BACKGROUND: Obstructive hypertrophic cardiomyopathy (HCM) is an important cause of heart failure in children, but there are limited data addressing outcome of myectomy in children. Our objective was to evaluate the early and late results of septal myectomy in pediatric HCM.
METHODS: We reviewed 127 consecutive patients (62% male) who underwent transaortic septal myectomy for obstructive HCM from January 1975 to December 2010 at 21 or less years of age. Mean age at operation was 12.9 ± 5.5 years. Preoperatively, mean maximum instantaneous gradient was 89 mm Hg and 95% had significant systolic anterior motion (SAM) with mitral regurgitation (MR). Implantable cardioverter defibrillator (ICD) and permanent pacemaker prior to surgery was present in 21 patients (17%) and 15 (11.7%), respectively.
RESULTS: Transaortic extended left ventricular septal myectomy was performed in all patients with no early deaths. Iatrogenic morbidity included new aortic valve regurgitation requiring repair in 7 (5.5%), mitral regurgitation needing repair in 2 (1.5%), ventricular septal defect in 1 (1%), and heart block requiring permanent pacemaker in 1 (1%). An ICD was implanted postoperatively in 8 during the same hospital admission. Mean MIG decreased from 89 to 6 mm Hg (p < 0.0001). Postoperatively, residual chordal SAM was present in 23% with mild or no MR; moderate MR was detected in 1 patient. Four patients (3%) died late during the mean follow-up period of 8.3 years (maximum, 37 years); 1 death was sudden. Overall survival was 98.6%, 94.9%, 92.4%, and 92.4% at 5, 10, 15, and 20 years, respectively. Freedom from any cardiac reoperation was 91.2%, 87.8%, 78.7%, and 72.7% at 5, 10, 15, and 20 years, respectively. Repeat septal myectomy was performed in 6 patients (5%). At late follow-up, 95% were in New York Heart Association functional class I or II and 25 patients underwent late ICD placement.

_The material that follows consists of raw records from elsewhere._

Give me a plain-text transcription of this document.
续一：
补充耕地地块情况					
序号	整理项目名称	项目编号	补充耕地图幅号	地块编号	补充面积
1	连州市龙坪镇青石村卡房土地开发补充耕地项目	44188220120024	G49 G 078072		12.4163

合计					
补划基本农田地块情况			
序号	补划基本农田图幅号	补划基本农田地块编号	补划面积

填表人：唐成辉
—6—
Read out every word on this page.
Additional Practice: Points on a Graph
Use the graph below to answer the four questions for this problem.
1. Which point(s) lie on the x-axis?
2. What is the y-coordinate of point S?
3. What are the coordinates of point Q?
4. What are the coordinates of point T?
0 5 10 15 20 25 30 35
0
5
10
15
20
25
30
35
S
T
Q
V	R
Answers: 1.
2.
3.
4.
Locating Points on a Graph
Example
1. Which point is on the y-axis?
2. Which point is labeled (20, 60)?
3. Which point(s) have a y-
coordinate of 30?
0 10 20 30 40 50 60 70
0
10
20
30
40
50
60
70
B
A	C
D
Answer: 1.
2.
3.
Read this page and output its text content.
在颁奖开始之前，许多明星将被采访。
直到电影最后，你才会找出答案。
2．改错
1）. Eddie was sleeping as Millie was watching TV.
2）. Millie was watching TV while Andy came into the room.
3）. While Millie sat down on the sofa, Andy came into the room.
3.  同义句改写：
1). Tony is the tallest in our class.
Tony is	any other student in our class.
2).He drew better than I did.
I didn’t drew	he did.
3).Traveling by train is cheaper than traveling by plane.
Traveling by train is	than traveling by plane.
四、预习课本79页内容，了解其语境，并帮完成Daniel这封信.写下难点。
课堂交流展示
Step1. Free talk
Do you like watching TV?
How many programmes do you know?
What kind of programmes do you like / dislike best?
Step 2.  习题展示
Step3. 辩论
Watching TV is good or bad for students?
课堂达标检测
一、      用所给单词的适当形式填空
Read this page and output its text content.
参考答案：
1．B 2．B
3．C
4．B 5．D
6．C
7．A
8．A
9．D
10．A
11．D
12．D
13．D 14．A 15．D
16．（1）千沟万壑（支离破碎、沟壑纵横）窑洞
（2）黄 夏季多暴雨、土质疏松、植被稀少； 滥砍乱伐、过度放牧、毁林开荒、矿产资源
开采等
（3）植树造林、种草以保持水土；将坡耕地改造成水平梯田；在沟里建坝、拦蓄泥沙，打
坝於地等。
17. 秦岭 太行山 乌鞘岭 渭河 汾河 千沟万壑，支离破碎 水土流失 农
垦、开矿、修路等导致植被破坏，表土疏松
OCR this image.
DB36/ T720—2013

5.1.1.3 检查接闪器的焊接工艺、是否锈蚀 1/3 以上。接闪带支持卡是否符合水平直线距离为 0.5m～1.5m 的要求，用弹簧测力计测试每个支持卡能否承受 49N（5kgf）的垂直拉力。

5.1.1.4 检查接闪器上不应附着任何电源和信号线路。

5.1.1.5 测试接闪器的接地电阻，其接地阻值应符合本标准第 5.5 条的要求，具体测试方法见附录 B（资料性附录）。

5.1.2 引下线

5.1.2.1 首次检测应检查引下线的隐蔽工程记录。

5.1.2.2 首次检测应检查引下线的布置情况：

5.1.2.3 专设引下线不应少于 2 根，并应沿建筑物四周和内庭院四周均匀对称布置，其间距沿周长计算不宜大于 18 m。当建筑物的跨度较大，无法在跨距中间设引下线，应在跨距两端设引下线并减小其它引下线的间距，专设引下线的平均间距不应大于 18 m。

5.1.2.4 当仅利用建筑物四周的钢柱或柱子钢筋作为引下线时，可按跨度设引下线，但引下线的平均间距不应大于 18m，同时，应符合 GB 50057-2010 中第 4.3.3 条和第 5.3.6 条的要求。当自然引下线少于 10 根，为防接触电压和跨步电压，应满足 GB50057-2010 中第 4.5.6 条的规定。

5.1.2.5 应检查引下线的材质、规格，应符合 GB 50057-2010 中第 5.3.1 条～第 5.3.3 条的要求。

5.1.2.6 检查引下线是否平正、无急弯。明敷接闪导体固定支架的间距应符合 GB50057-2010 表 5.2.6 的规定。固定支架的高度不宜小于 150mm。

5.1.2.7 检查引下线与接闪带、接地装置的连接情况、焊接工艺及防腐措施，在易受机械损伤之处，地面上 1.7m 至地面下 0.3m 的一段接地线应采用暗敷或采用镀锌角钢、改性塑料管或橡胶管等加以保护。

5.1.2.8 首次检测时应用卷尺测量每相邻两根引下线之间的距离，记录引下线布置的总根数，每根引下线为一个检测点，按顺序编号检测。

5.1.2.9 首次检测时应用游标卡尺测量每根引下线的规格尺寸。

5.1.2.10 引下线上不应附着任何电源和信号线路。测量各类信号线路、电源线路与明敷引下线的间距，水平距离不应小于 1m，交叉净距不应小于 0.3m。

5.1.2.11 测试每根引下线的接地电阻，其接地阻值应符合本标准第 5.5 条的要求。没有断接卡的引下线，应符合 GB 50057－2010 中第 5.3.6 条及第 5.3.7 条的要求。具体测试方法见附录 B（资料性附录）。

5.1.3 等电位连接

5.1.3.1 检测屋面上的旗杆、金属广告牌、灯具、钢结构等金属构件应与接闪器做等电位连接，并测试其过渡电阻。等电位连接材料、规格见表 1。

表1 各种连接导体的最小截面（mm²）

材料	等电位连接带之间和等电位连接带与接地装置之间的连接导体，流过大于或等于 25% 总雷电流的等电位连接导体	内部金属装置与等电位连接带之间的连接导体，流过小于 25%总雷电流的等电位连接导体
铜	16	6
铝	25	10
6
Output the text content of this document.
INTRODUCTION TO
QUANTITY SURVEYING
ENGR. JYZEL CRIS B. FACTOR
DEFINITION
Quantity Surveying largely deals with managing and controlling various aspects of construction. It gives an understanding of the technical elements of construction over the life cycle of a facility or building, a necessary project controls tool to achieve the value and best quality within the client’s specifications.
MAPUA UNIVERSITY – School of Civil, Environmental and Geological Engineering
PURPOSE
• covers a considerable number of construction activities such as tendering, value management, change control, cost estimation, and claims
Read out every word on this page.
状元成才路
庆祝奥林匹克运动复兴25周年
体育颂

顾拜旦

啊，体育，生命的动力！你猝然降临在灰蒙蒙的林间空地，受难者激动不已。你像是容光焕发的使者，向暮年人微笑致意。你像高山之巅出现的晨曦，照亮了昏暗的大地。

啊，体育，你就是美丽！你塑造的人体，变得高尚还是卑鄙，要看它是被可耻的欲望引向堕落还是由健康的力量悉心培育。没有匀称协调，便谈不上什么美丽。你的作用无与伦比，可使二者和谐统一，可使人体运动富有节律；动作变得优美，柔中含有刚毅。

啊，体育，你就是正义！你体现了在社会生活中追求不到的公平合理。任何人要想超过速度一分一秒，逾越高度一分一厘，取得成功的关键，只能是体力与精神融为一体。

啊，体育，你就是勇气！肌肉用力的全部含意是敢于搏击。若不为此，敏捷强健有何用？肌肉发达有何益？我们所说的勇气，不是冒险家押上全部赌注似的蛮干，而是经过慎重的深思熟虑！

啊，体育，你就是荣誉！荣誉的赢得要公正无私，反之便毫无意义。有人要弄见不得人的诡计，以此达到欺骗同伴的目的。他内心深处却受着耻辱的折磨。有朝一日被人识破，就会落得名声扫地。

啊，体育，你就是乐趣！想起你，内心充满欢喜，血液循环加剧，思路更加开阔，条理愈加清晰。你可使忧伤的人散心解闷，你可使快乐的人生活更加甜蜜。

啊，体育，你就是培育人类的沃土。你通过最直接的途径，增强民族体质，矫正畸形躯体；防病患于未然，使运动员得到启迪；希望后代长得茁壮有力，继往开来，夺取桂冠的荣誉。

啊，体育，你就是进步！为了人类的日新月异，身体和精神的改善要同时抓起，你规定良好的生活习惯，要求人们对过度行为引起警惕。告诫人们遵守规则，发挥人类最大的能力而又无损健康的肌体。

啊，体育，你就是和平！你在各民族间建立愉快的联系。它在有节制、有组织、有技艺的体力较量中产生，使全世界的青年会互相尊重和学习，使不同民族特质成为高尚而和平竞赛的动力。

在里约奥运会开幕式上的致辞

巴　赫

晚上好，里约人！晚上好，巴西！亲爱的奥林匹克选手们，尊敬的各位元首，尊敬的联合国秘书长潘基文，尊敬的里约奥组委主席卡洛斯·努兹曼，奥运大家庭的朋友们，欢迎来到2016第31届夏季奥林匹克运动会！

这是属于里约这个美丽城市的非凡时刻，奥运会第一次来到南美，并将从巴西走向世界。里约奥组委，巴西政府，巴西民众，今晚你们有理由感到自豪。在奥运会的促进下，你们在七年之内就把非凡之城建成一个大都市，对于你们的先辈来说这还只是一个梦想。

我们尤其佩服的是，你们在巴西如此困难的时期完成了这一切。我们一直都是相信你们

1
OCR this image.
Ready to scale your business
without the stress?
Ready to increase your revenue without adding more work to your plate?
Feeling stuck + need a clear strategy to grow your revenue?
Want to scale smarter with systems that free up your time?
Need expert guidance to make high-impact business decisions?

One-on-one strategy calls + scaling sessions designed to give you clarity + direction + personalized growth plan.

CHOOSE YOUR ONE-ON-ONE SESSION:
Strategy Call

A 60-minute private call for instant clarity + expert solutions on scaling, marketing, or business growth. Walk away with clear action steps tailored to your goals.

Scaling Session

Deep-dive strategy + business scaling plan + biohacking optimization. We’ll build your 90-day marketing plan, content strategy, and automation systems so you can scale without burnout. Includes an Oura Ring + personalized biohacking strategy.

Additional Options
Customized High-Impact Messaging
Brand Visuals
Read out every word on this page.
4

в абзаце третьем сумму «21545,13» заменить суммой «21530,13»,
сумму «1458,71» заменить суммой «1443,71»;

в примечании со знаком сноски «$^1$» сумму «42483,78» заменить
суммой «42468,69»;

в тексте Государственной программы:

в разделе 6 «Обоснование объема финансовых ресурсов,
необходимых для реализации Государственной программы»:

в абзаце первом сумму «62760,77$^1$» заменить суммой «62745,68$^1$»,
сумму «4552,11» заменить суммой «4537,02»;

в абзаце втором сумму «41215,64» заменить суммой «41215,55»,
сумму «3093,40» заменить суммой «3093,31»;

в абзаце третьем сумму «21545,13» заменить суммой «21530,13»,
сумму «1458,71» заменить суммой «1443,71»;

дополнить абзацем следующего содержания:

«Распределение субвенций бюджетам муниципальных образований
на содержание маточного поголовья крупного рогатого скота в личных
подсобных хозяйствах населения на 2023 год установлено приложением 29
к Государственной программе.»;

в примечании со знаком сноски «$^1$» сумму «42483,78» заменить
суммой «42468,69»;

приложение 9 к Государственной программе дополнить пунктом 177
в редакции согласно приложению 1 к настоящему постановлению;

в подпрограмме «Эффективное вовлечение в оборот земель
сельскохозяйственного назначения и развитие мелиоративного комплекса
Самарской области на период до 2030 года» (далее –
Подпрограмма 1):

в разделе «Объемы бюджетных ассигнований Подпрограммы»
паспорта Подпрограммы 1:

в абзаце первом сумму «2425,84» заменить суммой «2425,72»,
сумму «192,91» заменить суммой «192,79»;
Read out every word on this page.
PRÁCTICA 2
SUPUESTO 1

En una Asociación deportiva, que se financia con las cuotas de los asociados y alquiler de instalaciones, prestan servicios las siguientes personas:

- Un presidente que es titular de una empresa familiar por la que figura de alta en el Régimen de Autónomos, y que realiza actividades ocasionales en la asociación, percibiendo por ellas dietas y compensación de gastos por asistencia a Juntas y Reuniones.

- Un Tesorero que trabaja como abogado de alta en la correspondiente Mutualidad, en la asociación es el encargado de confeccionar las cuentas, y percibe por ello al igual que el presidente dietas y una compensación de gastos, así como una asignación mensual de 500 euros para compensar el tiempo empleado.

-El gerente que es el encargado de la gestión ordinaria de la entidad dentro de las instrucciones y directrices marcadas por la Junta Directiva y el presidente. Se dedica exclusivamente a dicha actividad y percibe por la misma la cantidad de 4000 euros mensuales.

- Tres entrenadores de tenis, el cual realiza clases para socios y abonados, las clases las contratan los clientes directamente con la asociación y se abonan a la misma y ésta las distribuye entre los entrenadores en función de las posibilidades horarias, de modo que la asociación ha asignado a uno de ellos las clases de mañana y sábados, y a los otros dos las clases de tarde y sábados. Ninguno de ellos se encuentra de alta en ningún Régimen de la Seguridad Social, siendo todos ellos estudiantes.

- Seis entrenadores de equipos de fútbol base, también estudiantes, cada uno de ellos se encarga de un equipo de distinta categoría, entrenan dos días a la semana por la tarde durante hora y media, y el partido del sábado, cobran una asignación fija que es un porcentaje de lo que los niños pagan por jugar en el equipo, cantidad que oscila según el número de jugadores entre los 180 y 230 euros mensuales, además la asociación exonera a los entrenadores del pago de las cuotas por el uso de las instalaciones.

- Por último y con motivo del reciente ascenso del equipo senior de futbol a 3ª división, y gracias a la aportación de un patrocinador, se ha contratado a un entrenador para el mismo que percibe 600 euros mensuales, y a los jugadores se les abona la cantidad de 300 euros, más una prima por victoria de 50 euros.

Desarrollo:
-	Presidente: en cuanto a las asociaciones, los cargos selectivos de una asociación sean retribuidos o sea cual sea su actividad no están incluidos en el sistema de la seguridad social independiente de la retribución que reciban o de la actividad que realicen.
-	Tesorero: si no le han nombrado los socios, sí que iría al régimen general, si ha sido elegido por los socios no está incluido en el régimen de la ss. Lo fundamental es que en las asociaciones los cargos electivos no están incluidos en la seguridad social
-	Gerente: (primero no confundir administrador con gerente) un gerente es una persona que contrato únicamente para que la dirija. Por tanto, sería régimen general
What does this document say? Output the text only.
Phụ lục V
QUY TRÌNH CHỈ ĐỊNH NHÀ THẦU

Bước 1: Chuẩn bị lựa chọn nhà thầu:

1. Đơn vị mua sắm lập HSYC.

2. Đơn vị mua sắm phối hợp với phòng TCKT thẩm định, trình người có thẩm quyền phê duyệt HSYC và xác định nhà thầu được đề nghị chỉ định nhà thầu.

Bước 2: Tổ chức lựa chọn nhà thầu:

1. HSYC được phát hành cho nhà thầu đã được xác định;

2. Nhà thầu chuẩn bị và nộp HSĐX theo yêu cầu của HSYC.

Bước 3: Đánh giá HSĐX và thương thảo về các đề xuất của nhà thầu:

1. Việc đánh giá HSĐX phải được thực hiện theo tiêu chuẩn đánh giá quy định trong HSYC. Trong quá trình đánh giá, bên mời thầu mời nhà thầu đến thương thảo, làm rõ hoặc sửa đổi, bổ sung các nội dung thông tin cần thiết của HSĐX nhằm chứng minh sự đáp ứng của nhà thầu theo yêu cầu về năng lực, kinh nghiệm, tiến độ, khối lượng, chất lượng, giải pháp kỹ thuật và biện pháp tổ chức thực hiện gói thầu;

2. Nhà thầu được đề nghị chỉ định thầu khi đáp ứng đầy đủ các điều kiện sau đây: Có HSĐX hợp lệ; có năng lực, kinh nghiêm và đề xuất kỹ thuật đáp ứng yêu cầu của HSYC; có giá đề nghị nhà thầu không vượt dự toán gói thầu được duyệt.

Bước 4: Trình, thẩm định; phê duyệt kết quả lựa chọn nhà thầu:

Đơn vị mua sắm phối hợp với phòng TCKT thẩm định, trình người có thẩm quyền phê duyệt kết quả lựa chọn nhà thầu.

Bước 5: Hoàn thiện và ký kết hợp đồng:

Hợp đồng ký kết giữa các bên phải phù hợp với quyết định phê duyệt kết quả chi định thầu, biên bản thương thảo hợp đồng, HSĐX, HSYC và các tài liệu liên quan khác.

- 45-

CONCLUSIONS: Septal myectomy is safe and effective in children with obstructive HCM, but limited exposure may increase risk of aortic or mitral valve injury. Late survival is better than the previously published untreated natural history of HCM. Patient selection and surgical expertise remain critical components of septal myectomy, especially before considering a prophylactic myectomy in a seemingly asymptomatic patient.
Copyright © 2013 The Society of Thoracic Surgeons. Published by Elsevier Inc. All rights reserved.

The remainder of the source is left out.